Shares in T-Mobile US Inc. and Sprint Corp. stumbled over the week ended Dec. 13 as Wall Street questioned whether the wireless duo could win a court battle against a coalition of state attorneys general suing to block their merger.
In media and entertainment, Netflix Inc.'s stock fell after an analyst downgraded the company on concerns about heightened streaming competition.
The state-led challenge of the pending T-Mobile/Sprint merger went to trial in federal court Dec. 9, beginning what could be weeks of arguments before a decision is rendered. The court challenge is considered the last major hurdle for the wireless combination, which already received approval from federal regulators.
A day after the trial started, Raymond James analyst Ric Prentiss lowered his probability of deal approval to 55% from 85%, saying in a research note that he had hoped to see "significantly more" state attorneys general settle with the companies before the trial began. Fourteen states and the District of Columbia remain in the court challenge following recent settlement deals with Texas, Colorado and Mississippi.

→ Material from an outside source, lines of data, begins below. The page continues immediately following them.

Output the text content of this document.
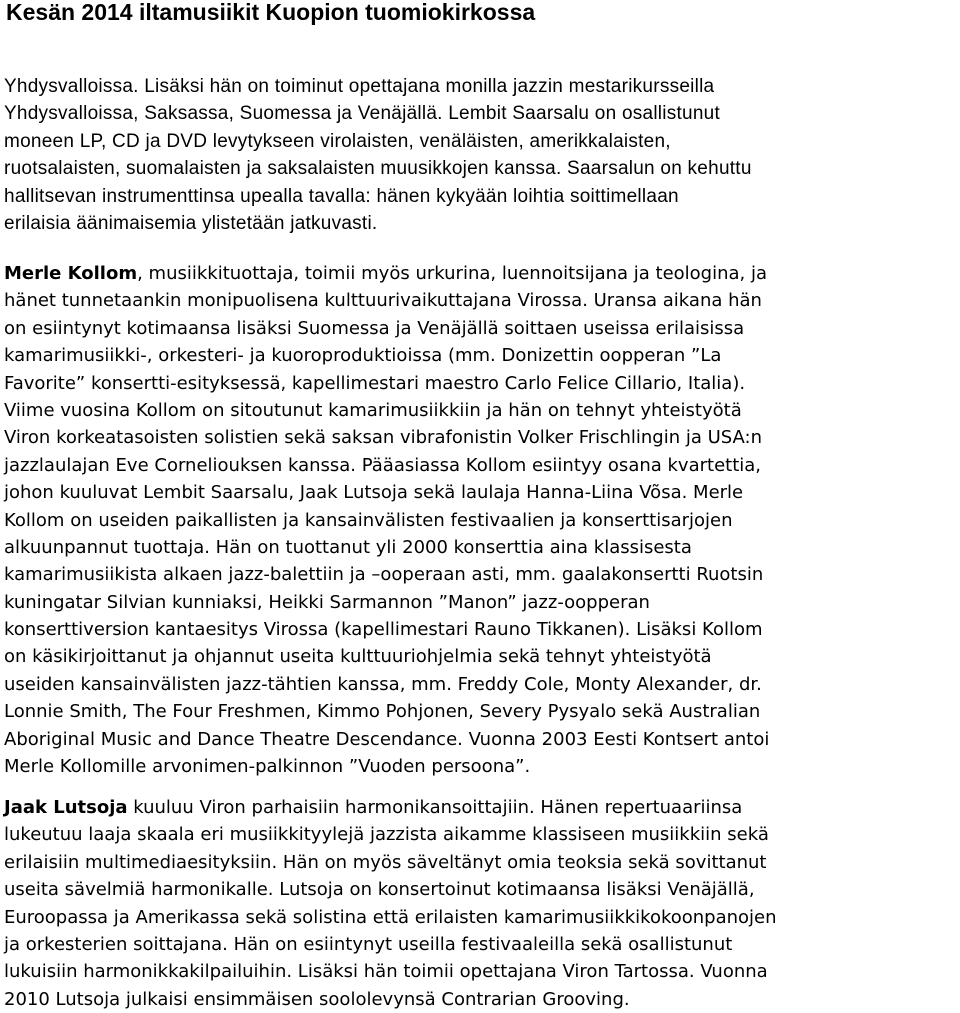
Kesän 2014 iltamusiikit Kuopion tuomiokirkossa
Yhdysvalloissa. Lisäksi hän on toiminut opettajana monilla jazzin mestarikursseilla
Yhdysvalloissa, Saksassa, Suomessa ja Venäjällä. Lembit Saarsalu on osallistunut
moneen LP, CD ja DVD levytykseen virolaisten, venäläisten, amerikkalaisten,
ruotsalaisten, suomalaisten ja saksalaisten muusikkojen kanssa. Saarsalun on kehuttu
hallitsevan instrumenttinsa upealla tavalla: hänen kykyään loihtia soittimellaan
erilaisia äänimaisemia ylistetään jatkuvasti.
Merle Kollom, musiikkituottaja, toimii myös urkurina, luennoitsijana ja teologina, ja
hänet tunnetaankin monipuolisena kulttuurivaikuttajana Virossa. Uransa aikana hän
on esiintynyt kotimaansa lisäksi Suomessa ja Venäjällä soittaen useissa erilaisissa
kamarimusiikki-, orkesteri- ja kuoroproduktioissa (mm. Donizettin oopperan ”La
Favorite” konsertti-esityksessä, kapellimestari maestro Carlo Felice Cillario, Italia).
Viime vuosina Kollom on sitoutunut kamarimusiikkiin ja hän on tehnyt yhteistyötä
Viron korkeatasoisten solistien sekä saksan vibrafonistin Volker Frischlingin ja USA:n
jazzlaulajan Eve Corneliouksen kanssa. Pääasiassa Kollom esiintyy osana kvartettia,
johon kuuluvat Lembit Saarsalu, Jaak Lutsoja sekä laulaja Hanna-Liina Võsa. Merle
Kollom on useiden paikallisten ja kansainvälisten festivaalien ja konserttisarjojen
alkuunpannut tuottaja. Hän on tuottanut yli 2000 konserttia aina klassisesta
kamarimusiikista alkaen jazz-balettiin ja –ooperaan asti, mm. gaalakonsertti Ruotsin
kuningatar Silvian kunniaksi, Heikki Sarmannon ”Manon” jazz-oopperan
konserttiversion kantaesitys Virossa (kapellimestari Rauno Tikkanen). Lisäksi Kollom
on käsikirjoittanut ja ohjannut useita kulttuuriohjelmia sekä tehnyt yhteistyötä
useiden kansainvälisten jazz-tähtien kanssa, mm. Freddy Cole, Monty Alexander, dr.
Lonnie Smith, The Four Freshmen, Kimmo Pohjonen, Severy Pysyalo sekä Australian
Aboriginal Music and Dance Theatre Descendance. Vuonna 2003 Eesti Kontsert antoi
Merle Kollomille arvonimen-palkinnon ”Vuoden persoona”.
Jaak Lutsoja kuuluu Viron parhaisiin harmonikansoittajiin. Hänen repertuaariinsa
lukeutuu laaja skaala eri musiikkityylejä jazzista aikamme klassiseen musiikkiin sekä
erilaisiin multimediaesityksiin. Hän on myös säveltänyt omia teoksia sekä sovittanut
useita sävelmiä harmonikalle. Lutsoja on konsertoinut kotimaansa lisäksi Venäjällä,
Euroopassa ja Amerikassa sekä solistina että erilaisten kamarimusiikkikokoonpanojen
ja orkesterien soittajana. Hän on esiintynyt useilla festivaaleilla sekä osallistunut
lukuisiin harmonikkakilpailuihin. Lisäksi hän toimii opettajana Viron Tartossa. Vuonna
2010 Lutsoja julkaisi ensimmäisen soololevynsä Contrarian Grooving.
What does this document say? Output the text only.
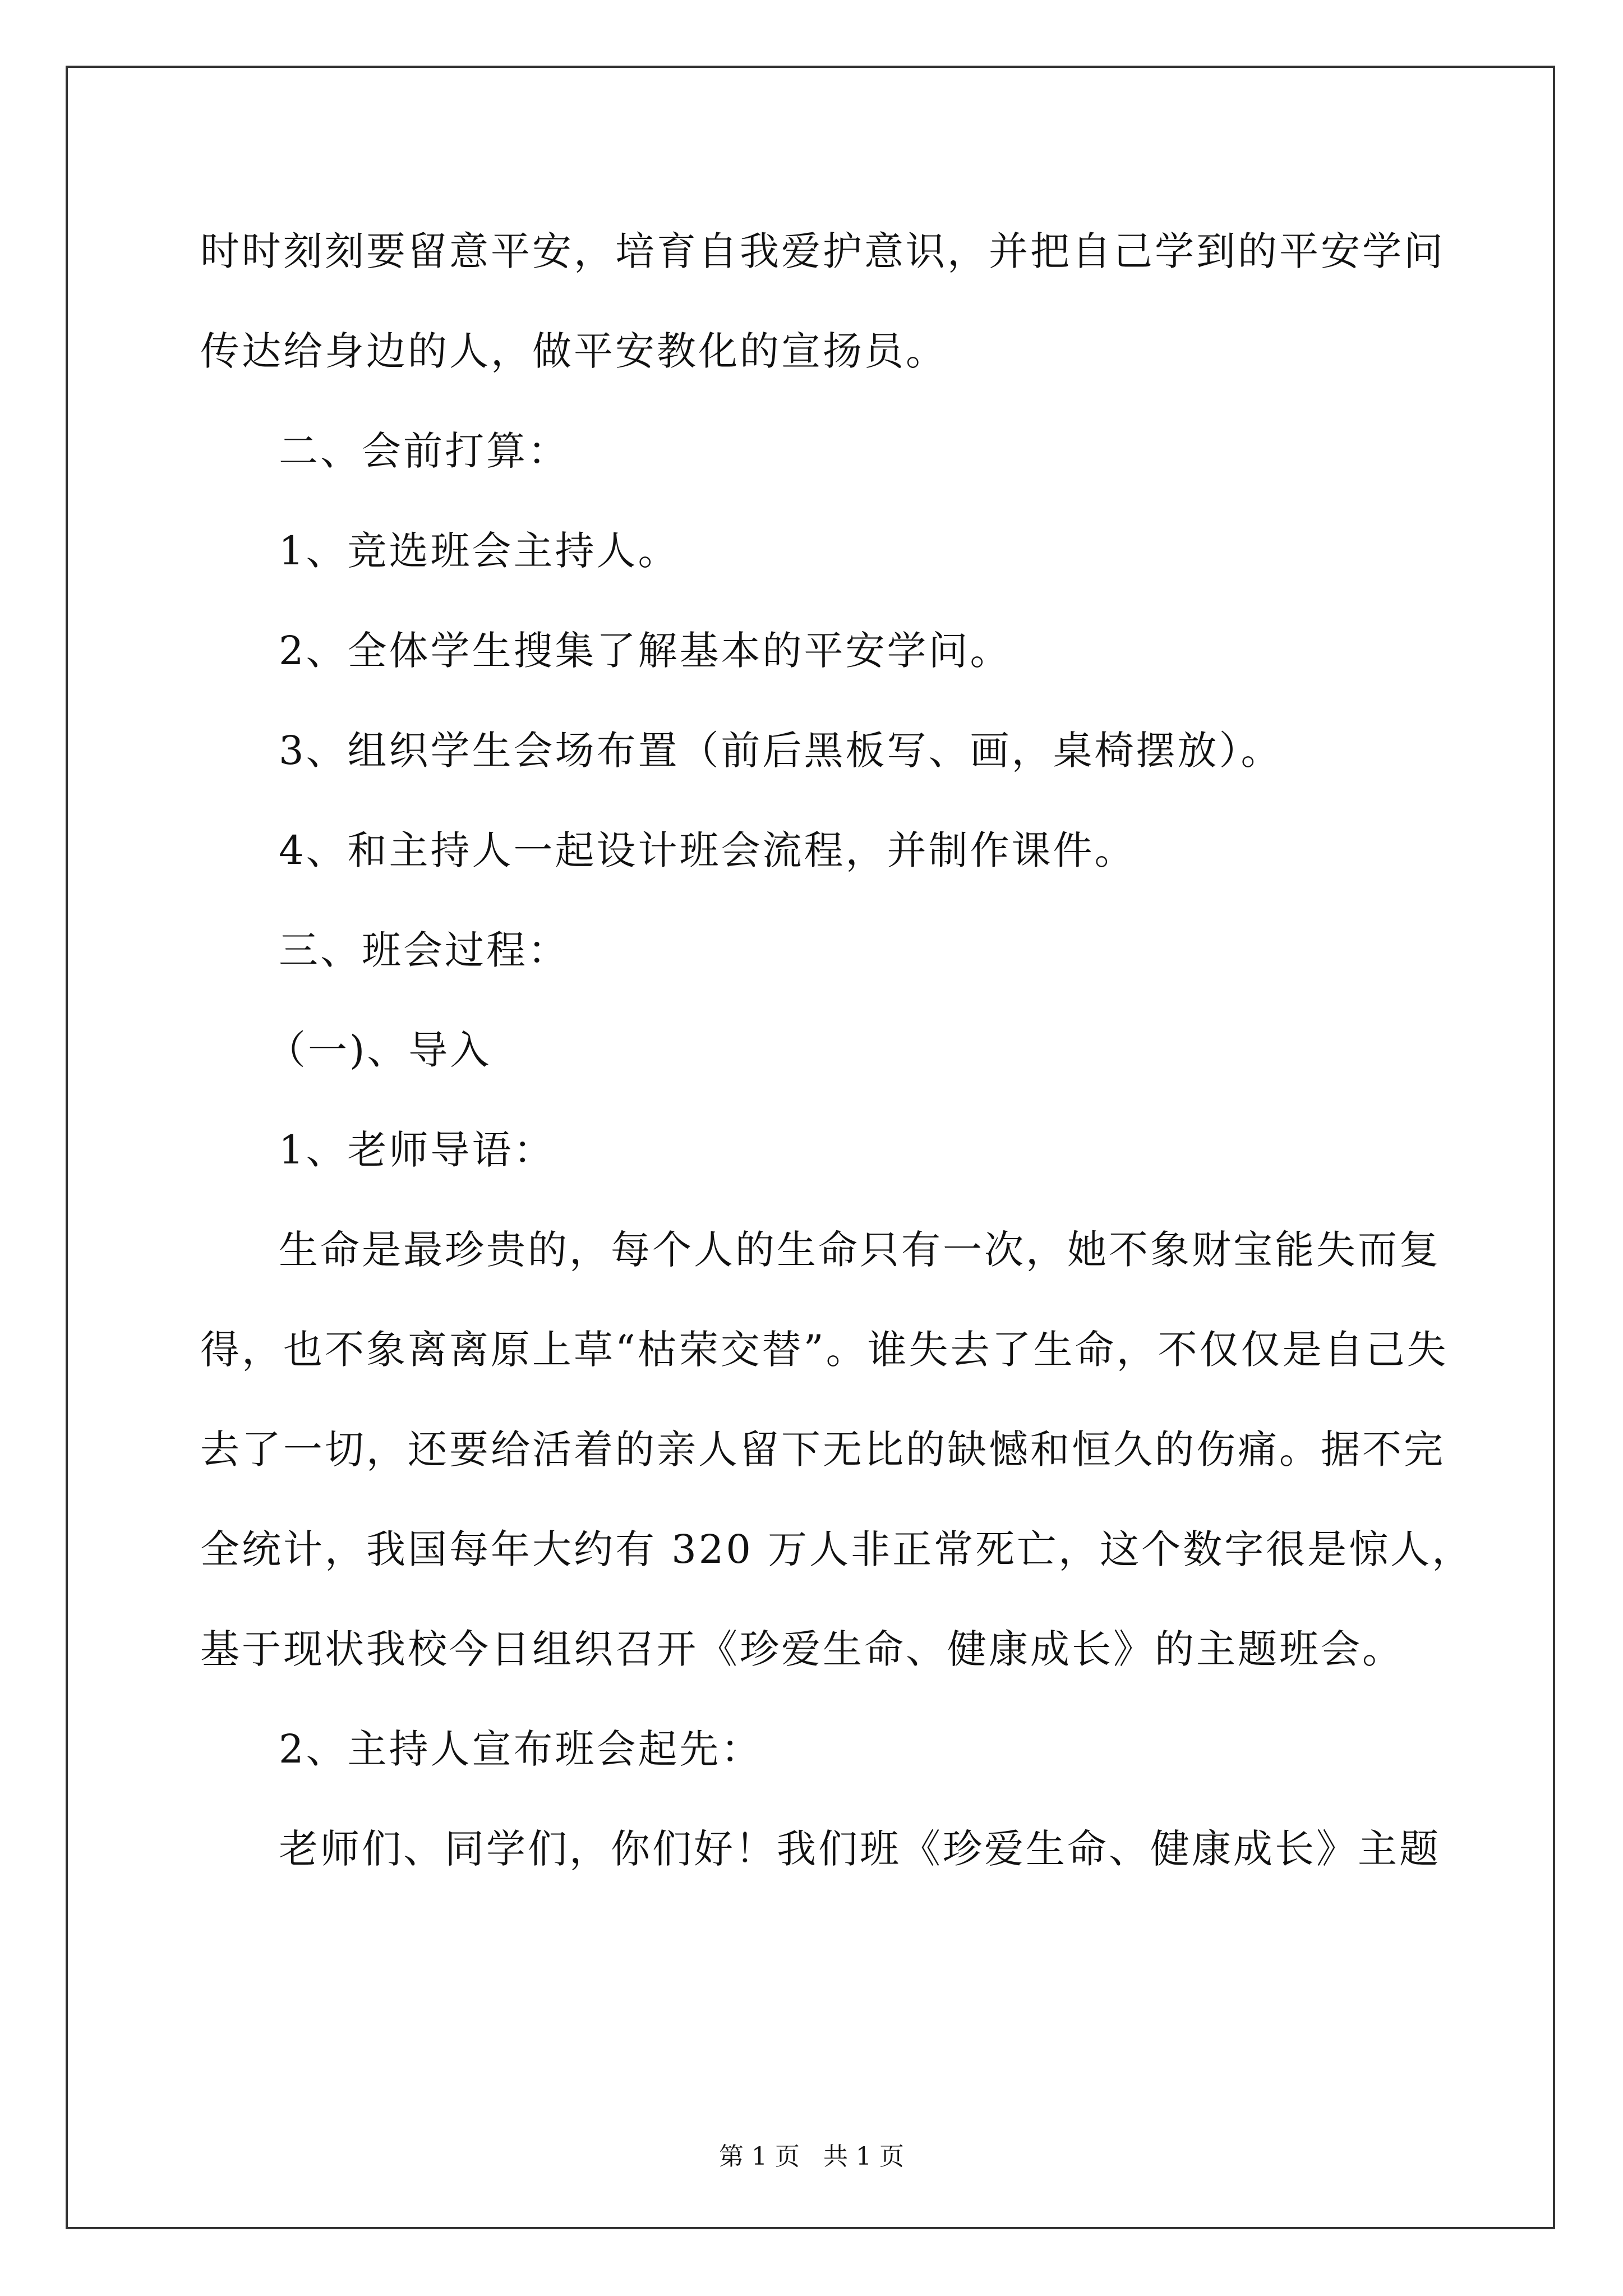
时时刻刻要留意平安，培育自我爱护意识，并把自己学到的平安学问
传达给身边的人，做平安教化的宣扬员。
二、会前打算：
1、竞选班会主持人。
2、全体学生搜集了解基本的平安学问。
3、组织学生会场布置（前后黑板写、画，桌椅摆放）。
4、和主持人一起设计班会流程，并制作课件。
三、班会过程：
（一)、导入
1、老师导语：
生命是最珍贵的，每个人的生命只有一次，她不象财宝能失而复
得，也不象离离原上草“枯荣交替”。谁失去了生命，不仅仅是自己失
去了一切，还要给活着的亲人留下无比的缺憾和恒久的伤痛。据不完
全统计，我国每年大约有 320 万人非正常死亡，这个数字很是惊人，
基于现状我校今日组织召开《珍爱生命、健康成长》的主题班会。
2、主持人宣布班会起先：
老师们、同学们，你们好！我们班《珍爱生命、健康成长》主题
第 1 页   共 1 页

The "states are more likely than not to win," wrote New Street Research Policy Adviser Blair Levin in a recent report, pointing to "weaknesses we see in the companies' market definition, reliance on economic arguments with little support in antitrust precedent" and a "zig-zag approach" to the U.S. Department of Justice and the Federal Communications Commission's judgments, among other factors.
According to a scheduling order by the court, the parties committed to a two-week trial, with defendants having the right to seek a third week. The trial is taking place in the United States District Court for the Southern District of New York.
Around midday Dec. 13, T-Mobile stock was trading down 3.25% from its Dec. 6 close, at $75.21 apiece; Sprint shares were trading at $5.20, down 5.97% for the week.
Turning to the streaming market, Needham analyst Laura Martin downgraded Netflix stock to "underperform" from "hold" this week on concerns that the company could bleed subscribers as the competition from new rival offerings intensifies.
The analyst in a Dec. 10 note obtained by CNBC predicted Netflix could lose as many as 4 million U.S. subscribers next year in its premium tier as it works to compete with The Walt Disney Co.'s Disney+ and Apple Inc.'s Apple TV+. Martin proposed that Netflix offer a cheaper subscription option featuring several minutes of advertisements each hour to match its competitors' pricing. Netflix charges monthly streaming fees ranging from $8.99 to $15.99, while Disney+ retails at $6.99 per month and Apple TV+ sells for $4.99 per month.
Netflix shares were trading at $298.92 midday Dec. 13, down 2.74% for the week.
In the tech space, Apple shares inched up slightly toward the end of the week after the U.S. and China reached a phase-one agreement in their lengthy trade battle.
The agreement, announced Dec. 13, plans to cancel scheduled 15% tariffs on $160 billion of Chinese goods slated to go into effect Dec. 15. The batch of canceled tariffs was going to hit a bevy of consumer goods, including Apple's cellphones and laptops, at the height of the holiday shopping season.
This reprieve removes a "major dark cloud" over Apple and the entire tech sector, and should help investors take a deep breath ahead of the crucial holiday season, Wedbush Securities analyst Daniel Ives said in a Dec. 13 report.
"If this tariff had gone through it would have been a major gut punch for Apple and in our opinion would have thrown a major wrench into the supply chain and demand for [Apple's] holiday season," Ives said.
The U.S. Trade Representative's Office said the U.S. would maintain 25% tariffs on $250 billion of Chinese goods as well as 7.5% tariffs on approximately $20 billion of separate products.
Apple shares were trading at $274.24 midday Dec. 13, up 1.30% from their Dec. 6 close.